Soulignons que le FLN n’avait que peu d’influence sur le gouvernement dont la plupart des membres n’avait pas de lien avec le parti.

L’éducation, l’enseignement et l’arabisation
Au niveau social, l’éducation se généralise, la mixité scolaire est encouragée, les universités s’ouvrent sur tout le territoire pour les filles et les garçons.
L’arabisation est décidée et bien que nécessaire elle n’est ni réfléchie ni étudiée. S’est-on posé la question de savoir quels seront les enseignants ? Où les trouver ?
Le principal artisan en est Taleb Ibrahimi, ministre de Boumediene de 1965 à 1970 Ce dernier considérait la langue arabe et l’islam comme référents à l’identité algérienne. Cependant, cette précipitation n’a pas pris en compte la réalité du pays
Dès 1965, des textes ont été promulgués régissant la politique d’arabisation. Pour pallier le manque d’enseignants on fait appel à des enseignants syriens, égyptiens qui, dans leur majorité, ne maîtrisent ni les fondamentaux ni les éléments culturels pour pouvoir enseigner correctement la langue, la grammaire, la littérature, l’histoire ...
Ce recrutement a ajouté un autre facteur de détérioration par l’idéologisation de la langue arabe : le discours religieux s’est substitué aux matières à enseigner. Au bilinguisme enrichissant ( par exemple le lycée de jeunes filles de Kouba a formé les meilleures élites bilingues que certaines ont eu la chance d’avoir comme professeures !) on oppose un enseignement archaïque destiné aux couches sociales moyennes ou défavorisées alors que la nomenklatura envoie ses enfants étudier et se former à l’étranger
En 1967, la faculté de droit est entièrement arabisée, quand la première promotion est sortie, elle ne trouve pas de place dans l’administration dont les textes demeurent encore en français et nous avons là les premières victimes et les premiers frustrés de l’arabisation.
En 1976, le ministère de l’Education Nationale présente le projet de réforme dit « Ecole Fondamentale » avec une rupture entre un enseignement de base arabisé et un enseignement francophone pour les filières scientifiques et technologiques à l’université. Deux idéologies s’opposent : l’une conservatrice, l’autre logique, économique et pragmatique pour les élites dites « modernistes ». Dans ce schéma, aucune place à la langue amazigh ; la chaire de berbère à l’université est supprimée.

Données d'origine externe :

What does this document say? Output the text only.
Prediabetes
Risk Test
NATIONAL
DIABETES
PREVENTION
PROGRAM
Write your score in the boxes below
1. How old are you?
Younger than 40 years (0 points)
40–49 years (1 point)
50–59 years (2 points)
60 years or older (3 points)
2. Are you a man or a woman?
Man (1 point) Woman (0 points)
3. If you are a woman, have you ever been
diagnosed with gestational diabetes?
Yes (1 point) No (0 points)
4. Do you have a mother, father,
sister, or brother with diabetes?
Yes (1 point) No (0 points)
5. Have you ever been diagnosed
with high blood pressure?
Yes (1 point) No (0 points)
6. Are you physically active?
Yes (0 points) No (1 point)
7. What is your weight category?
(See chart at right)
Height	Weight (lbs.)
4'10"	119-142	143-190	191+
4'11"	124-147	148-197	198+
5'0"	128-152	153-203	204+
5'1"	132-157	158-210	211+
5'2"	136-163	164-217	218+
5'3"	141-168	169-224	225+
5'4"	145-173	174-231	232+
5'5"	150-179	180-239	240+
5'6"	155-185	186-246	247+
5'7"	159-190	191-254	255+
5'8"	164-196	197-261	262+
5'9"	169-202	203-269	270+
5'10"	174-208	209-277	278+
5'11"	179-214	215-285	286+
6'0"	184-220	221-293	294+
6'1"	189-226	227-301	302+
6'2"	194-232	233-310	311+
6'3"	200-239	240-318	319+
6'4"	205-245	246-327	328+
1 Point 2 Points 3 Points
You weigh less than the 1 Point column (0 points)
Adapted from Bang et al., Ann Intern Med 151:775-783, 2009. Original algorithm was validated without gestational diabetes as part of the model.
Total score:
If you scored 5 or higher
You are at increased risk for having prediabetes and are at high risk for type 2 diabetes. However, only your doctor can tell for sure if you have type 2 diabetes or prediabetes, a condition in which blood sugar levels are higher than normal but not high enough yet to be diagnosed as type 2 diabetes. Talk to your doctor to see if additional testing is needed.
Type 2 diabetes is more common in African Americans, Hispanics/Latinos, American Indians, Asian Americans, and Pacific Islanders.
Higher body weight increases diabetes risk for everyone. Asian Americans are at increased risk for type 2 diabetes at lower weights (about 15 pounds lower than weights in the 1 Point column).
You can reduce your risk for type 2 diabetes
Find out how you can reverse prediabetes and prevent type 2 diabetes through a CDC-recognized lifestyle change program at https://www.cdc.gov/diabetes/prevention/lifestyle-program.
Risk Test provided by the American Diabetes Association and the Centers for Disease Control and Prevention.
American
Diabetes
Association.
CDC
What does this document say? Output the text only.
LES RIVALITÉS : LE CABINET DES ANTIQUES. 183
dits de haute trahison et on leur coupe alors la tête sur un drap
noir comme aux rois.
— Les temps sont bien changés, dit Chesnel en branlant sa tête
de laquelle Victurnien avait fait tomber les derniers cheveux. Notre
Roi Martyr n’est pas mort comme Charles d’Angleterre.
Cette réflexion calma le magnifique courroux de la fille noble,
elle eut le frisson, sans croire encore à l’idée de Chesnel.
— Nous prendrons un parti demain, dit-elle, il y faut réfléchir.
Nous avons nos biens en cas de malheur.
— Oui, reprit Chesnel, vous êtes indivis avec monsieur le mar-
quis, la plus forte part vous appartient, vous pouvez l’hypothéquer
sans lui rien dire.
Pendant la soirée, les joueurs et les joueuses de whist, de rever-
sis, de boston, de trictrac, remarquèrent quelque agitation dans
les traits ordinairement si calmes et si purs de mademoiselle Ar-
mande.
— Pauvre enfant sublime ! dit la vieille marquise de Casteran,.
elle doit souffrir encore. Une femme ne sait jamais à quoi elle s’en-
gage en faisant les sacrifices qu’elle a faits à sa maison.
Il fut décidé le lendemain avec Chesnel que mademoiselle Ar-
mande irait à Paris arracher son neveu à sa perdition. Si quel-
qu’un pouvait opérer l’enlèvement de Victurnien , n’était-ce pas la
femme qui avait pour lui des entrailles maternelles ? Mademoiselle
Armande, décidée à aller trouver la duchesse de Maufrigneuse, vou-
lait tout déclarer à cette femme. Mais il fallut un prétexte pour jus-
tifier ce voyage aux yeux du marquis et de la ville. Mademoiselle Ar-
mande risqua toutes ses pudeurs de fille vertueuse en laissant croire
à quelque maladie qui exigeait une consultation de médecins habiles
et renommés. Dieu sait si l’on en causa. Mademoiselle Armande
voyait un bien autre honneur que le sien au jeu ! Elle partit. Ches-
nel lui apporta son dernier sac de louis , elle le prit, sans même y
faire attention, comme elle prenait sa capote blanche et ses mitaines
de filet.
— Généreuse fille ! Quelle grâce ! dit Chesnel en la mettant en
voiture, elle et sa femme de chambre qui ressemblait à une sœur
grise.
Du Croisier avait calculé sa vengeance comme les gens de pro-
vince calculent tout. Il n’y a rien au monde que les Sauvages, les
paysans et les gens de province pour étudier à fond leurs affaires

Au fil des ans, l’espace scolaire devient l’otage d’un endoctrinement de millions de jeunes. L’éducation civique est remplacée par l’éducation religieuse.
Même si le constat est amer, il est important de souligner que nombre de jeunes ont été diplômés à partir de cette période. En effet, combien de médecins et d’ingénieurs de la promotion Boumediene exercent en France et ailleurs ? Ceci s’explique aussi par des mesures exceptionnelles : Pas de frais d’inscription à l’université, bourse pour tous les étudiants , repas à 1 dinar dans les restaurants universitaires, accès gratuit aux livres. Malgré ces mesures, notons le sacrifice des parents qui se saignaient pour des cours particuliers en français pour l’admission aux filières scientifiques dont l’enseignement se faisait en français . La volonté de cette jeunesse était aussi inébranlable.
Comme disait le regretté Kateb Yacine : « Le français est notre butin de guerre » pour signifier que cette langue pour laquelle certains traitent ses tenants de « Hisb frança » que cette langue a été arrachée car la colonisation n’a jamais voulu que les Algériens apprennent le français, l’école n’étant pas obligatoire. Il n’y a qu’à revoir le taux d’analphabètes à l’indépendance.

La santé
La santé devient gratuite. Ainsi que nous l’avons vu, au lendemain de l’indépendance, le gouvernement de Ben Bella a réservé une place importante à la médecine préventive et à la médecine sociale. grâce aux efforts et au dévouement de nos pionnières et pionniers de la médecine.
Boumediene continue dans cette optique. Grâce à un contexte économique favorable (les recettes pétrolières) beaucoup d’efforts sont consentis : des infrastructures hospitalières sont réalisées, des formations de personnel de santé contribuent à l’amélioration de l’état de santé de la population et l’élargissement de l’accès aux soins. Des campagnes, avec l’aide des organisations de masse et de l’armée, sont menées dans les zones rurales contre les épidémies, les maladies contagieuses ainsi que l’enseignement de l’hygiène de la santé.
La première vaccination« de masse » pour les enfants, celle du BCG est effectuée dans les années 1966-1967 pour combattre la tuberculose.
En ce qui concerne la santé maternelle et néonatale, le docteur Nafissa Hamoud, un des membres fondateurs de la médecine algérienne, crée en 1967 le premier centre de Planning Familial à l’hôpital Mustapha Bacha. A cette époque, le taux de fécondité des Algériennes est l’un des plus élevé au monde.7 enfants par femme avec le taux de mortalité qui l’accompagne.En effet la révolution sanitaire provoque une chute de mortalité mais n’est pas accompagnée d’une chute de la natalité. Cette politique nataliste a lourdement pesé sur le problème de l’emploi, de l’habitat, de l’instruction et de la santé.
La gratuité des soins et le programme de l’espacement des naissances sont lancés en 1974 avec la médecine préventive, l’ouverture d’un important réseau de Centres de Prévention Maternelle et Infantile. Le Conseil Islamique déclare par une fetwa l’espacement des naissances licite.
L’allongement de l’espérance de vie est de 30 ans depuis 1962, mais l’accès aux soins est de plus en plus difficile aux citoyens. Le système est mis à mal par la désorganisation, les passe-droits et une corruption qui va des responsables de la santé au planton.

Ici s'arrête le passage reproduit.